Considering availability and therefore smooth upgrade, one of the major concerns is the predictability and control of the outcome of the different upgrade operations. Ideally an upgrade can be performed without impacting any entity in the system, which means none of the operations change or potentially change the behaviour of any entity in the system in an uncotrolled manner. Accordingly the operations of such an upgrade can be performed any time while the system is running, while all the entities are online. No entity needs to be taken offline to avoid such adverse effects. Hence such upgrade operations are referred as online operations. The effects of the upgrade might be activated next time it is used, or may require a special activation action such as a restart. Note that the activation action provides more control and predictability.

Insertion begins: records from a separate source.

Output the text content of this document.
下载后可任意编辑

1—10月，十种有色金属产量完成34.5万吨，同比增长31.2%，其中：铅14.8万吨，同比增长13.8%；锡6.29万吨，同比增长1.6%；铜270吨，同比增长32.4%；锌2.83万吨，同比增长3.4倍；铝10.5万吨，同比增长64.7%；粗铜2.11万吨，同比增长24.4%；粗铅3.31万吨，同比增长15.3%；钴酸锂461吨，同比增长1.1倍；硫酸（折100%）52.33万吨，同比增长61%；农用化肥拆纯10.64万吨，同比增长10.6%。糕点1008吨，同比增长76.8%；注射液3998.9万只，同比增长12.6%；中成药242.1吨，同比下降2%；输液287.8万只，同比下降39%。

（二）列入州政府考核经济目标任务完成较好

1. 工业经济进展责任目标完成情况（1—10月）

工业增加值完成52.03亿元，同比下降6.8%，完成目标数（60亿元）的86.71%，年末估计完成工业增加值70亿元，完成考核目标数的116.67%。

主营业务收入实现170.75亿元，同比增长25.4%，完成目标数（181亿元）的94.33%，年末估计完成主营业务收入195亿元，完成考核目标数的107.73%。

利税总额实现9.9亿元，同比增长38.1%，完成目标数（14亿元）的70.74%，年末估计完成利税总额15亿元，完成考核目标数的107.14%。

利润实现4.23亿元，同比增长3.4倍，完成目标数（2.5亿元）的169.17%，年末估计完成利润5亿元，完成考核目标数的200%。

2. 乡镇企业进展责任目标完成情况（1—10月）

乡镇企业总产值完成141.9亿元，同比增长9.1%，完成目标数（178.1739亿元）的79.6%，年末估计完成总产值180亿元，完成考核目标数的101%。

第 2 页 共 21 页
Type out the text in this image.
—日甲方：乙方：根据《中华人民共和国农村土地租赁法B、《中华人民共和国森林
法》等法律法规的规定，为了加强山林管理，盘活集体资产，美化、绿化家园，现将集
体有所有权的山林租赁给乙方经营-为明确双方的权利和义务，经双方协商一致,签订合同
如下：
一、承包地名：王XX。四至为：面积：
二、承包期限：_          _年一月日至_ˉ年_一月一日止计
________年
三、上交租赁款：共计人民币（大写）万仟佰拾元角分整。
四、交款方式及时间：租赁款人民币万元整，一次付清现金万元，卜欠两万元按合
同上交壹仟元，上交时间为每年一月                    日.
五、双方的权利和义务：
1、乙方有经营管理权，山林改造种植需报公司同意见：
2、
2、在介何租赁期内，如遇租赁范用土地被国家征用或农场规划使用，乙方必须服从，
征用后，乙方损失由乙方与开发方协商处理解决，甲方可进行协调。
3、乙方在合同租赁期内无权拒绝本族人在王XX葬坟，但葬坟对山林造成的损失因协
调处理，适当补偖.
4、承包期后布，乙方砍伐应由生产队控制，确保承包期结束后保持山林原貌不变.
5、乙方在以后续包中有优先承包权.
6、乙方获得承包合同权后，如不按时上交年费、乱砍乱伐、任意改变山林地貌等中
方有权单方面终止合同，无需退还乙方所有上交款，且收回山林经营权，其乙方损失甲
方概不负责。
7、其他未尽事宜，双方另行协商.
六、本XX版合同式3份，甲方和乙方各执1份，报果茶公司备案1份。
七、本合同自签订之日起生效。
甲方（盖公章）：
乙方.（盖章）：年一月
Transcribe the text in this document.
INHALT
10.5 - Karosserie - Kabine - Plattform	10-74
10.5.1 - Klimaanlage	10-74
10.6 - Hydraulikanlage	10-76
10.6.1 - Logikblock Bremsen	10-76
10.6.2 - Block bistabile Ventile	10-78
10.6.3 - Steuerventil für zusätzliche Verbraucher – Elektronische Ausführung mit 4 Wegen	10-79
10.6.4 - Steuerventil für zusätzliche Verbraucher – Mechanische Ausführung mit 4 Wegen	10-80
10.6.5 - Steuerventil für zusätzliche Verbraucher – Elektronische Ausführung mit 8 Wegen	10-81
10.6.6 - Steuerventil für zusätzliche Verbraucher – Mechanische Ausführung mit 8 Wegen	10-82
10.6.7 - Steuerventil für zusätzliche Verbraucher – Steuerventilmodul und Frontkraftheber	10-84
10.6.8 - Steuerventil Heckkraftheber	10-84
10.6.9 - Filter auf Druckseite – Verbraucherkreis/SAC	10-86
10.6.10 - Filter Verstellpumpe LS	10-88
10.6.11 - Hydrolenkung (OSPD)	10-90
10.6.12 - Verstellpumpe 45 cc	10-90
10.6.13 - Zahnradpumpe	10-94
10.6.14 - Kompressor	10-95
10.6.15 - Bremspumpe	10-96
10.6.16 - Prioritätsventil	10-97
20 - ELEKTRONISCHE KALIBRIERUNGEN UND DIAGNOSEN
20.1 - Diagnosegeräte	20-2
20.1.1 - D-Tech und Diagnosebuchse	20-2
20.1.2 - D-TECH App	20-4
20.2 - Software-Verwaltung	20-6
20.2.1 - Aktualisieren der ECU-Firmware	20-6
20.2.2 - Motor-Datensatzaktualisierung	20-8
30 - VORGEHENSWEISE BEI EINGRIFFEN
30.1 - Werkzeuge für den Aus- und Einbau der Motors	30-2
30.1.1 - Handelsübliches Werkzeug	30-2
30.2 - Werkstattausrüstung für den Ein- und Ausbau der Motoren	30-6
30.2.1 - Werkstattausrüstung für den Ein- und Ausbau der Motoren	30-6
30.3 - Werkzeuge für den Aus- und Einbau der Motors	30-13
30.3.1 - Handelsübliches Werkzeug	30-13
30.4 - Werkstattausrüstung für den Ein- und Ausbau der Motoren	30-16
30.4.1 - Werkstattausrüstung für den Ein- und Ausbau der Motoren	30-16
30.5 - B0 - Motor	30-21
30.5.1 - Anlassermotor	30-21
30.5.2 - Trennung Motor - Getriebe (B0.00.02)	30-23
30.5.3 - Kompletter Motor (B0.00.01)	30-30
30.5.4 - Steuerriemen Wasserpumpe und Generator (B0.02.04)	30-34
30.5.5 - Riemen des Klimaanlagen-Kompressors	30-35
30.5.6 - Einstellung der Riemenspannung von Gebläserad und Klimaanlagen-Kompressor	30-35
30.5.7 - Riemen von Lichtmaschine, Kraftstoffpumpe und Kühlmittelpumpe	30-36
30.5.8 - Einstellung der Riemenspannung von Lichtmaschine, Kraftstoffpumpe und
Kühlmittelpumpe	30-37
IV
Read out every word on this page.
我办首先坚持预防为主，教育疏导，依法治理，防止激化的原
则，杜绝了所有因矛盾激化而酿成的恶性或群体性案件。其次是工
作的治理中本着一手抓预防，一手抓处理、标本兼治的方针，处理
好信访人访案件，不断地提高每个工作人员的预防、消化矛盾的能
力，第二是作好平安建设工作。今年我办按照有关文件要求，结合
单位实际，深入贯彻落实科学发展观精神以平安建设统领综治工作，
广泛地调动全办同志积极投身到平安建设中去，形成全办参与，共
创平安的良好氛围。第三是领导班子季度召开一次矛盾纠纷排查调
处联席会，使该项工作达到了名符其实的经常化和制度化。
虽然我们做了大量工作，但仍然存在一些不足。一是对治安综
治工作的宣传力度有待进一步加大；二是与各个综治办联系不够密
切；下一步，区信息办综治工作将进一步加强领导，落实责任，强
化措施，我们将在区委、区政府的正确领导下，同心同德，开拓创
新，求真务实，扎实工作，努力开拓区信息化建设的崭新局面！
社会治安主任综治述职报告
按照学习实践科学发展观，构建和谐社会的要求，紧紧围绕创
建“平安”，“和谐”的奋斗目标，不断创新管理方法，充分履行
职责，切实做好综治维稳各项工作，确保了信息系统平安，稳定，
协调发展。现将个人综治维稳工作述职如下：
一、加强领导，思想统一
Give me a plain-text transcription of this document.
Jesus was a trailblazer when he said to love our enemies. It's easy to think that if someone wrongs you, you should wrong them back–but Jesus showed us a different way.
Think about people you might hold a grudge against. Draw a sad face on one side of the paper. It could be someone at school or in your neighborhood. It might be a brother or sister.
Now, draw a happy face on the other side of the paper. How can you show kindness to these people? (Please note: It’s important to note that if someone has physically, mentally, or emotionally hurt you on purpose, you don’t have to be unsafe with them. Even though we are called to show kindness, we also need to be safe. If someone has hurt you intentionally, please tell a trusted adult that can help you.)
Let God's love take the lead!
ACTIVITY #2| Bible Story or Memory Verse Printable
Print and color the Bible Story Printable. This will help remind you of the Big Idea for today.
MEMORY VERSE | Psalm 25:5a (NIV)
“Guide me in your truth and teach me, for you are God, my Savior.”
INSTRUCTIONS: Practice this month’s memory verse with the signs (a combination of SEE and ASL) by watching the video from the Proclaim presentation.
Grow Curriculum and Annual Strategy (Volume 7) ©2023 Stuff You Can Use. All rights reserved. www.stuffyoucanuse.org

If an entity’s behavior in the system may change due to the upgrade it may be better to take it offline for the time of the relevant upgrade operations. The main question is however considering the hosting relation of an upgrade object what hosted entities are impacted. Accordingly we can identify a scope which is impacted by taking the given upgrade object offline. The entities that are in the scope of impact may need to be taken offline or moved out of this scope i.e. migrated.

If the impacted entity is in a different layer managed by another manager this may require coordination because taking out of service some infrastructure resources for the time of their upgrade which support virtual resources used by VNFs that should not experience outages. The hosted VNFs may or may not allow for the hot migration of their VMs. In case of migration the VMs placement policy should be considered.